JEFFERSON CITY — State House Speaker Ron Richard said Monday that Missouri should spend — not save — a more than $200 million influx from the federal government under an extension of part of the economic stimulus act.
Richard has said the Republican-led House will attempt Wednesday to override Democratic Gov. Jay Nixon's veto of a bill creating a special fund for the federal money.
But Richard acknowledged Monday that the special fund itself is not his primary concern. The main purpose of the override attempt is to draw attention to his belief that the House has been left out of discussions about how to use the federal money, Richard said.
A two-thirds majority of each the House and Senate is needed for a veto override, meaning House Republicans would need the votes of almost two dozen Democrats. Republicans already control two thirds of the Senate seats.
Incoming House Democratic leader Rep. Mike Talboy called the veto override vote "an attempt to throw a dagger at the governor" and said he expects most Democrats will oppose it.
"All it looks like to me is political games in the fourth quarter of the political season," said Talboy, of Kansas City.

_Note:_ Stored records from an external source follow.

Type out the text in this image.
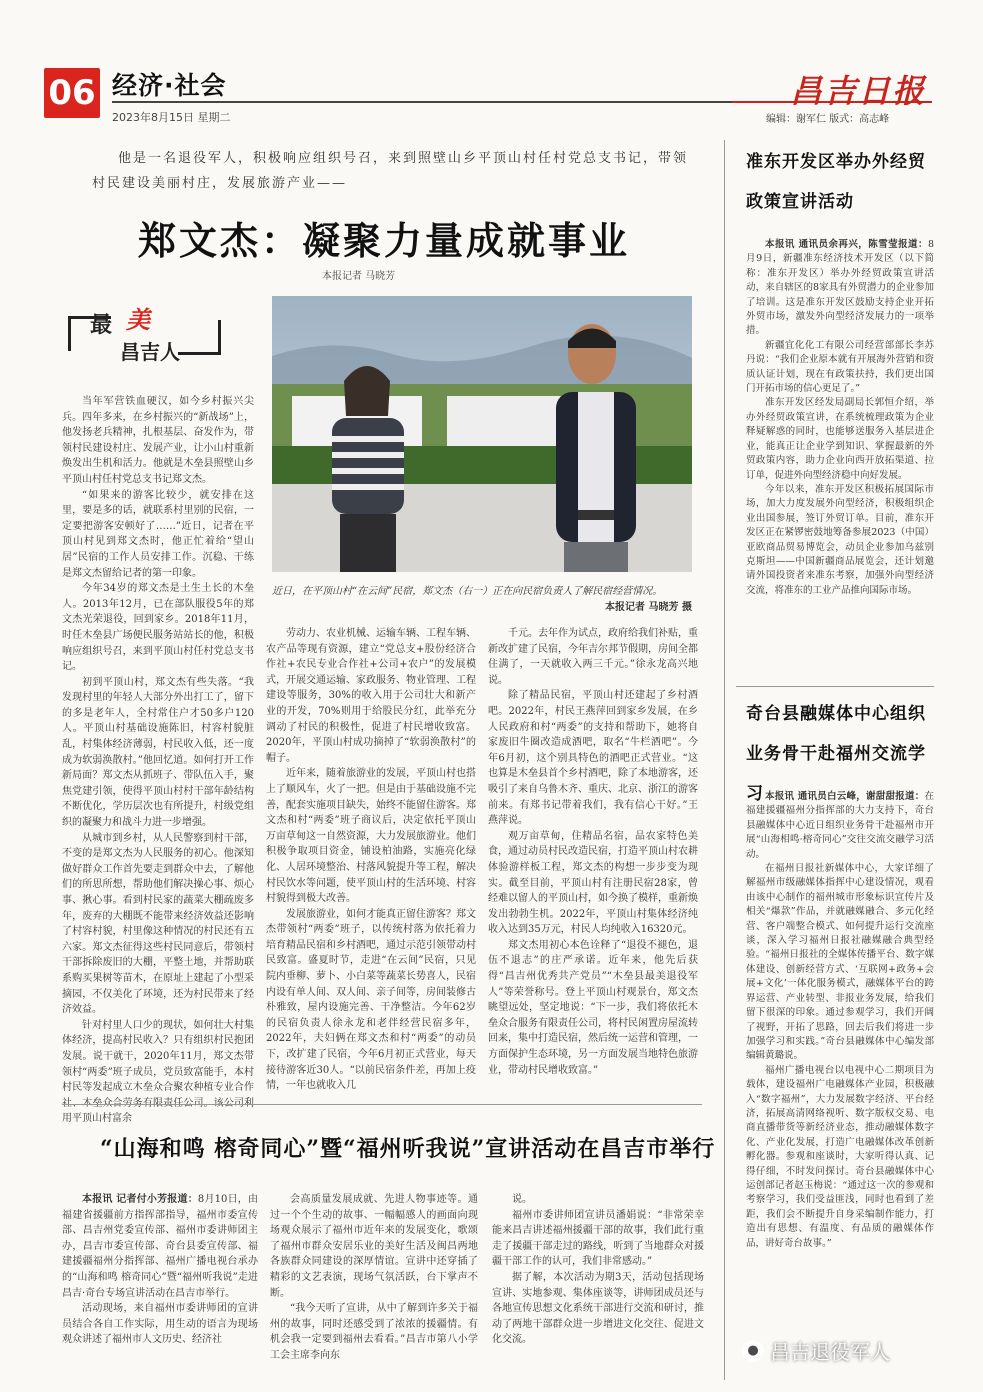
06 经济·社会
2023年8月15日 星期二
昌吉日报
编辑：谢军仁 版式：高志峰
他是一名退役军人，积极响应组织号召，来到照壁山乡平顶山村任村党总支书记，带领村民建设美丽村庄，发展旅游产业——
郑文杰：凝聚力量成就事业
本报记者 马晓芳
最 美
昌吉人
近日，在平顶山村“在云间”民宿，郑文杰（右一）正在向民宿负责人了解民宿经营情况。
本报记者 马晓芳 摄

当年军营铁血硬汉，如今乡村振兴尖兵。四年多来，在乡村振兴的“新战场”上，他发扬老兵精神，扎根基层、奋发作为，带领村民建设村庄、发展产业，让小山村重新焕发出生机和活力。他就是木垒县照壁山乡平顶山村任村党总支书记郑文杰。

“如果来的游客比较少，就安排在这里，要是多的话，就联系村里别的民宿，一定要把游客安顿好了……”近日，记者在平顶山村见到郑文杰时，他正忙着给“望山居”民宿的工作人员安排工作。沉稳、干练是郑文杰留给记者的第一印象。

今年34岁的郑文杰是土生土长的木垒人。2013年12月，已在部队服役5年的郑文杰光荣退役，回到家乡。2018年11月，时任木垒县广场便民服务站站长的他，积极响应组织号召，来到平顶山村任村党总支书记。

初到平顶山村，郑文杰有些失落。“我发现村里的年轻人大部分外出打工了，留下的多是老年人，全村常住户才50多户120人。平顶山村基础设施陈旧，村容村貌脏乱，村集体经济薄弱，村民收入低，还一度成为软弱涣散村。”他回忆道。如何打开工作新局面？郑文杰从抓班子、带队伍入手，聚焦党建引领，使得平顶山村村干部年龄结构不断优化，学历层次也有所提升，村级党组织的凝聚力和战斗力进一步增强。

从城市到乡村，从人民警察到村干部，不变的是郑文杰为人民服务的初心。他深知做好群众工作首先要走到群众中去，了解他们的所思所想，帮助他们解决操心事、烦心事、揪心事。看到村民家的蔬菜大棚疏废多年，废弃的大棚既不能带来经济效益还影响了村容村貌，村里像这种情况的村民还有五六家。郑文杰征得这些村民同意后，带领村干部拆除废旧的大棚，平整土地，并帮助联系购买果树等苗木，在原址上建起了小型采摘园，不仅美化了环境，还为村民带来了经济效益。

针对村里人口少的现状，如何壮大村集体经济，提高村民收入？只有组织村民抱团发展。说干就干，2020年11月，郑文杰带领村“两委”班子成员，党员致富能手，本村村民等发起成立木垒众合聚农种植专业合作 用平顶山村富余

劳动力、农业机械、运输车辆、工程车辆、农产品等现有资源，建立“党总支+股份经济合作社+农民专业合作社+公司+农户”的发展模式，开展交通运输、家政服务、物业管理、工程建设等服务，30%的收入用于公司壮大和新产业的开发，70%则用于给股民分红，此举充分调动了村民的积极性，促进了村民增收致富。2020年，平顶山村成功摘掉了“软弱涣散村”的帽子。

近年来，随着旅游业的发展，平顶山村也搭上了顺风车，火了一把。但是由于基础设施不完善，配套实施项目缺失，始终不能留住游客。郑文杰和村“两委”班子商议后，决定依托平顶山万亩草甸这一自然资源，大力发展旅游业。他们积极争取项目资金，铺设柏油路，实施亮化绿化、人居环境整治、村落风貌提升等工程，解决村民饮水等问题，使平顶山村的生活环境、村容村貌得到极大改善。

发展旅游业，如何才能真正留住游客？郑文杰带领村“两委”班子，以传统村落为依托着力培育精品民宿和乡村酒吧，通过示范引领带动村民致富。盛夏时节，走进“在云间”民宿，只见院内垂柳、萝卜、小白菜等蔬菜长势喜人，民宿内设有单人间、双人间、亲子间等，房间装修古朴雅致，屋内设施完善、干净整洁。今年62岁的民宿负责人徐永龙和老伴经营民宿多年，2022年，夫妇俩在郑文杰和村“两委”的动员下，改扩建了民宿，今年6月初正式营业，每天接待游客近30人。“以前民宿条件差，再加上疫情，一年也就收入几

千元。去年作为试点，政府给我们补贴，重新改扩建了民宿，今年吉尔邦节假期，房间全都住满了，一天就收入两三千元。”徐永龙高兴地说。

除了精品民宿，平顶山村还建起了乡村酒吧。2022年，村民王燕萍回到家乡发展，在乡人民政府和村“两委”的支持和帮助下，她将自家废旧牛圈改造成酒吧，取名“牛栏酒吧”。今年6月初，这个别具特色的酒吧正式营业。“这也算是木垒县首个乡村酒吧，除了本地游客，还吸引了来自乌鲁木齐、重庆、北京、浙江的游客前来。有郑书记带着我们，我有信心干好。”王燕萍说。

观万亩草甸，住精品名宿，品农家特色美食，通过动员村民改造民宿，打造平顶山村农耕体验游样板工程，郑文杰的构想一步步变为现实。截至目前，平顶山村有注册民宿28家，曾经难以留人的平顶山村，如今换了模样，重新焕发出勃勃生机。2022年，平顶山村集体经济纯收入达到35万元，村民人均纯收入16320元。

郑文杰用初心本色诠释了“退役不褪色，退伍不退志”的庄严承诺。近年来，他先后获得“昌吉州优秀共产党员”“木垒县最美退役军人”等荣誉称号。登上平顶山村观景台，郑文杰眺望远处，坚定地说：“下一步，我们将依托木垒众合服务有限责任公司，将村民闲置房屋流转回来，集中打造民宿，然后统一运营和管理，一方面保护生态环境，另一方面发展当地特色旅游业，带动村民增收致富。”

准东开发区举办外经贸政策宣讲活动

本报讯 通讯员余再兴，陈雪莹报道：8月9日，新疆准东经济技术开发区（以下简称：准东开发区）举办外经贸政策宣讲活动，来自辖区的8家具有外贸潜力的企业参加了培训。这是准东开发区鼓励支持企业开拓外贸市场，激发外向型经济发展力的一项举措。

新疆宜化化工有限公司经营部部长李苏丹说：“我们企业原本就有开展海外营销和资质认证计划，现在有政策扶持，我们更出国门开拓市场的信心更足了。”

准东开发区经发局副局长郭恒介绍，举办外经贸政策宣讲，在系统梳理政策为企业释疑解惑的同时，也能够送服务入基层进企业，能真正让企业学到知识、掌握最新的外贸政策内容，助力企业向西开放拓渠道、拉订单，促进外向型经济稳中向好发展。

今年以来，准东开发区积极拓展国际市场，加大力度发展外向型经济，积极组织企业出国参展，签订外贸订单。目前，准东开发区正在紧锣密鼓地筹备参展2023（中国）亚欧商品贸易博览会，动员企业参加乌兹别克斯坦——中国新疆商品展览会，还计划邀请外国投资者来准东考察，加强外向型经济交流，将准东的工业产品推向国际市场。

奇台县融媒体中心组织业务骨干赴福州交流学习 本报讯 通讯员白云峰，谢甜甜报道：在福建援疆福州分指挥部的大力支持下，奇台县融媒体中心近日组织业务骨干赴福州市开展“山海相鸣·榕奇同心”交往交流交融学习活动。

在福州日报社新媒体中心，大家详细了解福州市级融媒体指挥中心建设情况，观看由该中心制作的福州城市形象标识宣传片及相关“爆款”作品，并就融媒融合、多元化经营、客户端整合模式、如何提升运行交流座谈，深入学习福州日报社融媒融合典型经验。“福州日报社的全媒体传播平台、数字媒体建设、创新经营方式、‘互联网+政务+会展+文化’一体化服务模式，融媒体平台的跨界运营、产业转型、非报业务发展，给我们留下很深的印象。通过参观学习，我们开阔了视野，开拓了思路，回去后我们将进一步加强学习和实践。”奇台县融媒体中心编发部编辑黄璐说。

福州广播电视台以电视中心二期项目为载体，建设福州广电融媒体产业园，积极融入“数字福州”，大力发展数字经济、平台经济，拓展高清网络视听、数字版权交易、电商直播带货等新经济业态，推动融媒体数字化、产业化发展，打造广电融媒体改革创新孵化器。参观和座谈时，大家听得认真、记得仔细，不时发问探讨。奇台县融媒体中心运创部记者赵玉梅说：“通过这一次的参观和考察学习，我们受益匪浅，同时也看到了差距，我们会不断提升自身采编制作能力，打造出有思想、有温度、有品质的融媒体作品，讲好奇台故事。”

“山海和鸣 榕奇同心”暨“福州听我说”宣讲活动在昌吉市举行

本报讯 记者付小芳报道：8月10日，由福建省援疆前方指挥部指导，福州市委宣传部、昌吉州党委宣传部、福州市委讲师团主办，昌吉市委宣传部、奇台县委宣传部、福建援疆福州分指挥部、福州广播电视台承办的“山海和鸣 榕奇同心”暨“福州听我说”走进昌吉·奇台专场宣讲活动在昌吉市举行。

活动现场，来自福州市委讲师团的宣讲员结合各自工作实际，用生动的语言为现场观众讲述了福州市人文历史、经济社

会高质量发展成就、先进人物事迹等。通过一个个生动的故事、一幅幅感人的画面向现场观众展示了福州市近年来的发展变化，歌颂了福州市群众安居乐业的美好生活及闽昌两地各族群众同建设的深厚情谊。宣讲中还穿插了精彩的文艺表演，现场气氛活跃，台下掌声不断。

“我今天听了宣讲，从中了解到许多关于福州的故事，同时还感受到了浓浓的援疆情。有机会我一定要到福州去看看。”昌吉市第八小学工会主席李向东

说。

福州市委讲师团宣讲员潘娟说：“非常荣幸能来昌吉讲述福州援疆干部的故事，我们此行重走了援疆干部走过的路线，听到了当地群众对援疆干部工作的认可，我们非常感动。”

据了解，本次活动为期3天，活动包括现场宣讲、实地参观、集体座谈等，讲师团成员还与各地宣传思想文化系统干部进行交流和研讨，推动了两地干部群众进一步增进文化交往、促进文化交流。

● 昌吉退役军人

Missouri expects to receive $209 million in enhanced Medicaid payments from Jan. 1 through June 30 as part of a six-month extension approved this summer by Congress of a provision originally included in the 2009 federal stimulus act.
Rather than spending that money immediately, Nixon's administration plans to place it in a fund created to receive previous stimulus-act payments and save it for use in Missouri's 2012 budget. It would be up to lawmakers next year to decide how to spend that money.
"Our intent is to make sure it's not used to balance the budget — to make sure it's meant to go where it's supposed to go and to have clarity and transparency," Richard, R-Joplin, said in an interview with The Associated Press.
The House speaker suggested the money could be spent this year to temporarily boost Medicaid payments to doctors and other medical providers, or could go toward a new state mental hospital in Fulton.
The vetoed legislation would create a new state fund to hold the latest round of federal money. It also would give a legislative committee greater oversight over the use of any federal Race to the Top education grants, which Missouri has not received.
In his veto message, Nixon said the new fund was unnecessary because lawmakers in 2009 already created a fund for stimulus-act money. He said the expanded duties of the legislative committee could infringe on the constitutional powers of the executive branch.
Richard dismissed Nixon's constitutional concerns as something the courts could decide.
He acknowledged the federal money could be spent from an existing fund just as easily as from a new fund, but he added: "The argument is not the funds. My argument to my members is we should have the ability to have a conversation about how money from the federal government is sent to the people of Missouri."
Senate Majority Leader Kevin Engler, R-Farmington, said Monday that senators also would consider a veto override attempt, if it first clears the House.
"We think it's crazy with this kind of money to confuse where your money's coming from and to commingle the money" with previous stimulus-act payments, Engler said.